Death's Head Hawkmoth Caterpillar

Death's Head Hawkmoth Caterpillar

Hi Linda,
This is the Caterpillar of a Death’s Head Hawkmoth, Acherontia atropos.  The adult moth is pictured on the movie poster of the Academy Award winning Silence of the Lambs and played a role in the narrative of that film.  Regarding the d erivation of name , a ccording to the Biodiversity of South Africa website:  “The Death’s head hawk moth is so called because of the skull-like pattern on the thorax . As far as the latin name is concerned, according to Pinhey (1975) : ‘Atropos, one of the Fates, was a daughter of Nox and Erebus and was illustrated… with veiled face and a pair of scissors to cut the thread of life. This is the thoracic pattern of a mask with scissors below it.
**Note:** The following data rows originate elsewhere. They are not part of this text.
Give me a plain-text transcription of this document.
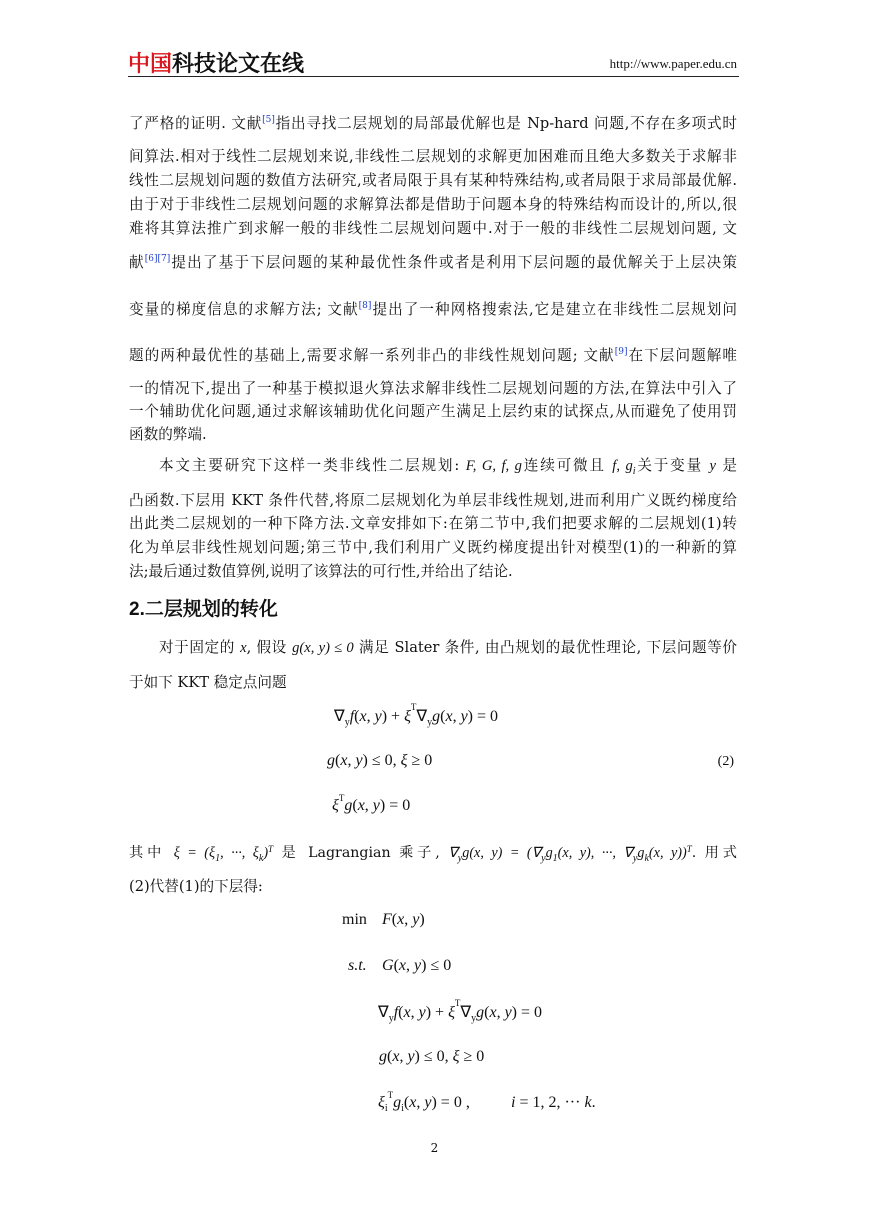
中国科技论文在线	http://www.paper.edu.cn
了严格的证明. 文献[5]指出寻找二层规划的局部最优解也是 Np-hard 问题,不存在多项式时
间算法.相对于线性二层规划来说,非线性二层规划的求解更加困难而且绝大多数关于求解非
线性二层规划问题的数值方法研究,或者局限于具有某种特殊结构,或者局限于求局部最优解.
由于对于非线性二层规划问题的求解算法都是借助于问题本身的特殊结构而设计的,所以,很
难将其算法推广到求解一般的非线性二层规划问题中.对于一般的非线性二层规划问题, 文
献[6][7]提出了基于下层问题的某种最优性条件或者是利用下层问题的最优解关于上层决策
变量的梯度信息的求解方法; 文献[8]提出了一种网格搜索法,它是建立在非线性二层规划问
题的两种最优性的基础上,需要求解一系列非凸的非线性规划问题; 文献[9]在下层问题解唯
一的情况下,提出了一种基于模拟退火算法求解非线性二层规划问题的方法,在算法中引入了
一个辅助优化问题,通过求解该辅助优化问题产生满足上层约束的试探点,从而避免了使用罚
函数的弊端.
本文主要研究下这样一类非线性二层规划: F, G, f, g连续可微且 f, $g_i$关于变量 y 是
凸函数.下层用 KKT 条件代替,将原二层规划化为单层非线性规划,进而利用广义既约梯度给
出此类二层规划的一种下降方法.文章安排如下:在第二节中,我们把要求解的二层规划(1)转
化为单层非线性规划问题;第三节中,我们利用广义既约梯度提出针对模型(1)的一种新的算
法;最后通过数值算例,说明了该算法的可行性,并给出了结论.
2.二层规划的转化
对于固定的 x, 假设 g(x, y) ≤ 0 满足 Slater 条件, 由凸规划的最优性理论, 下层问题等价
于如下 KKT 稳定点问题
$\nabla_yf(x$, $y) + \xi^T\nabla_yg(x$, y) = 0
g(x, y) ≤ 0, ξ ≥ 0	(2)
$\xi^Tg(x$, y) = 0
其中 $\xi = (\xi_1$, ···, $\xi_k)^T$ 是 Lagrangian 乘子, $\nabla_yg(x$, $y) = (\nabla_yg_1(x$, y), ···, $\nabla_yg_k(x$, y))$^T$. 用式
(2)代替(1)的下层得:
min F(x, y)
s.t. G(x, y) ≤ 0
$\nabla_yf(x$, $y) + \xi^T\nabla_yg(x$, y) = 0
g(x, y) ≤ 0, ξ ≥ 0
$\xi_i^Tg_i(x$, y) = 0 ,	i = 1, 2, ··· k.
2
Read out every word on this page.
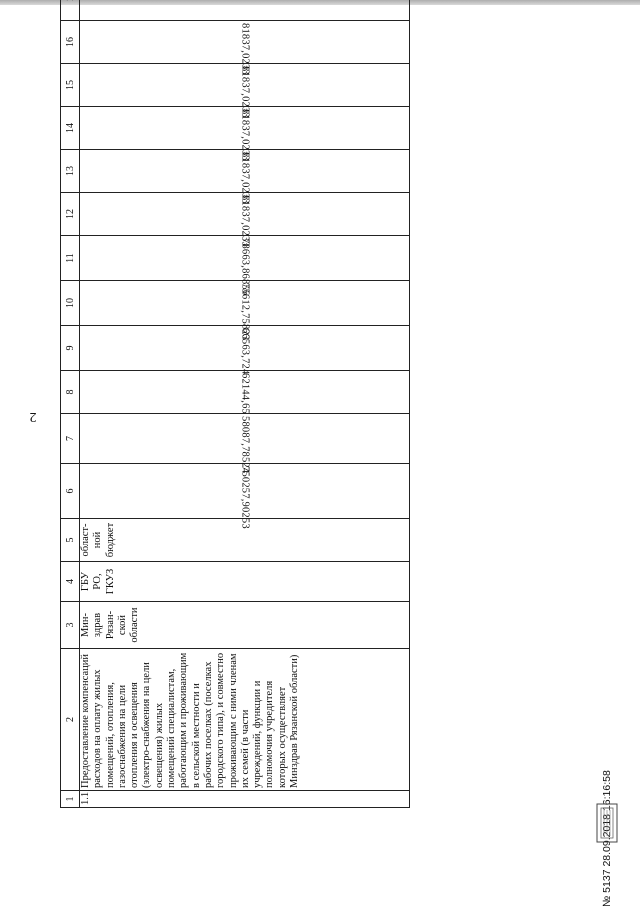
2
1	2	3	4	5	6	7	8	9	10	11	12	13	14	15	16	
1.1	Предоставление компенсаций расходов на оплату жилых помещений, отопления, газоснабжения на цели отопления и освещения (электро-снабжения на цели освещения) жилых помещений специалистам, работающим и проживающим в сельской местности и рабочих поселках (поселках городского типа), и совместно проживающим с ними членам их семей (в части учреждений, функции и полномочия учредителя которых осуществляет Минздрав Рязанской области)	Мин-здрав Рязан-ской области	ГБУ РО, ГКУЗ	област-ной бюджет	750257,90253	58087,78524	62144,65	66563,724	75612,75823	78663,86856	81837,0233	81837,0233	81837,0233	81837,0233	81837,0233	

№ 5137 28.09.2018 16:16:58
A sinister but undeserved portrait.’”  Excellent information and more photos can be found on the Sphingidae of the Western Palaearctic website.  The downward curve of the horn is distinctive in the mature caterpillar and is evident in one of your photographs.  By needs, we are presuming you want to raise the caterpillar to maturity.  Your photo of the yellow caterpillar indicates it is mature, or fifth instar and that it will soon pupate.  You should continue to feed the Death’s Head Hawkmoth Caterpillar with leaves of the plant on which it was found, and provide it with several inches of loose soil, not too moist and not too dry.  The caterpillar will dig into the dirt to pupate.  When its metamorphosis is nearly complete, the pupa will wriggle to the surface, the skin will split, and an adult moth or imago will emerge.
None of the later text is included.